"Beowulf" in 3D is AWESOME.
I just want to say that first, and loudest, before I start with the criticisms. It was the first 3D movie I have seen and it was fantastic.
Animation acting is one of the hardest challenges for an actor, as it is just themselves, alone in a room, acting to locations marked by dots that will become other actors and animations in the movie. Very, very few actors can perform well without any cues.
John Malcovich and (big surprise for me) Angelina Jolie were the only stars in this film that were consistently shining. They both stayed in character and moved brilliantly and naturally the whole time. Malcovich's Unferth kept winking, blinking and thinking just as he ought, and Angelina almost bringing tears to my eyes as a believable grieving mother, in an unbelievable situation.
Ray Winstone (Beowulf) had some good scenes, and Robin Wright Penn (the queen) acted well in a self-contained kind of way, (only fell down in the interactions with other characters), but on the whole, the acting was wooden, with no less a thespian than Sir Anthony Hopkins as the biggest stick.
Part of this might be the CGI- there were lots and lots of corners cut, presumably to speed the movie to the big screen, and transfer it easily to play stations, t-shirt transfers and moulded plastic figurines with ease. As a result, there is a generic quality to most of the minor characters, many of them obviously having less time spent on their entire existence throughout the movie, than was lavished on the left nipple of Grendel’s mother in a single scene (in glorious 3D).
The original poem is massacred by Christian and historical revisionism, although there are only a few changes to the plot and these are understandable and well explained, with interesting conceits like the play within the play.

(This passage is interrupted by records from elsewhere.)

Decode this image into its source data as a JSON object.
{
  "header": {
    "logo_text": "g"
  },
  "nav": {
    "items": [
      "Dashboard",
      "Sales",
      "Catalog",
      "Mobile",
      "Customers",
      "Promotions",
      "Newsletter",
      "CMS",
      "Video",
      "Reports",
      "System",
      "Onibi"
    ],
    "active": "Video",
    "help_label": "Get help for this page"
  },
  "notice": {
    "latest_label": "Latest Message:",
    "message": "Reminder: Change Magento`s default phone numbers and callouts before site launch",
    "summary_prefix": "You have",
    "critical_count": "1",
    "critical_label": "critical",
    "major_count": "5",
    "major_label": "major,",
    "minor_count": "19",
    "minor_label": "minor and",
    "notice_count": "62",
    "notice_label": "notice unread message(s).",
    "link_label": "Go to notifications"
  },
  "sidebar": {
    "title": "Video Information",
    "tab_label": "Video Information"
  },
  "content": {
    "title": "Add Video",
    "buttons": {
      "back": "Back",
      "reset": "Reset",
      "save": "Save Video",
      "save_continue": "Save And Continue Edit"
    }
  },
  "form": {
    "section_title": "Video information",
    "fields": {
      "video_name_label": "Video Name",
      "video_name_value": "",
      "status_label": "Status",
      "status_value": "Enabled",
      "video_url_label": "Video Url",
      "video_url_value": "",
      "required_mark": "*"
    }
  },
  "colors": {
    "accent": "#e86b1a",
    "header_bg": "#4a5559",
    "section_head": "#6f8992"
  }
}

Still, if you are a student of antiquities, you will identify with Grendel at this celebration of animation.
Of course, if you are a 20th century Christian or Pagan, there is a lot of symbolism to provide food for thought. Neither religion is treated particularly reverently.
The animation was designed to appeal to people 14-24 years old, I think. There were a few parts where I embarrassed myself by inadvertently laughing out loud at scenes that the rest of the audience greeted with awe or indifference.
There is a running joke with Beowulf's penis along the lines of the Simpsons Movie, and the Simpsons episode where Marge paints Mr Burns. The scene where Beowulf meets Grendel’s mother was over-the-top, insanely sexy, with Angelina impossibly gorgeous and shining in CGI glory. There are battle scenes involving rear ends and flag-poles in 3D.
The 3D was stunning. In retrospect, I can also say it was gimmicky, lots of arrows flying out of the screen at you, and stone bridges crumbling away beneath you, as you would expect. Again, I suspect that time, rather than ability, limited what the animators did with the 3D. There were some signs that more imaginative concepts had been dumped because they were too time-consuming, and were not related to sex.
The score was truly horrible. The songs were thin and twee, each very much like the next, and all very dirge-like and not very original. Sixth century Scandinavian music would sound quite odd to our ears, but this is quite familiar - think ring tones, play station, ipod and cash register.
Still, all in all, and in spite of the plot, the acting, the clichés, the soundtrack, the misrepresentations, this was an enthralling movie for every minute it was on the screen.
It is going to look absolutely silly and laughable when you see it on TV in 2017 or even on DVD in 2008.
See it in 3D at the Imax while you can.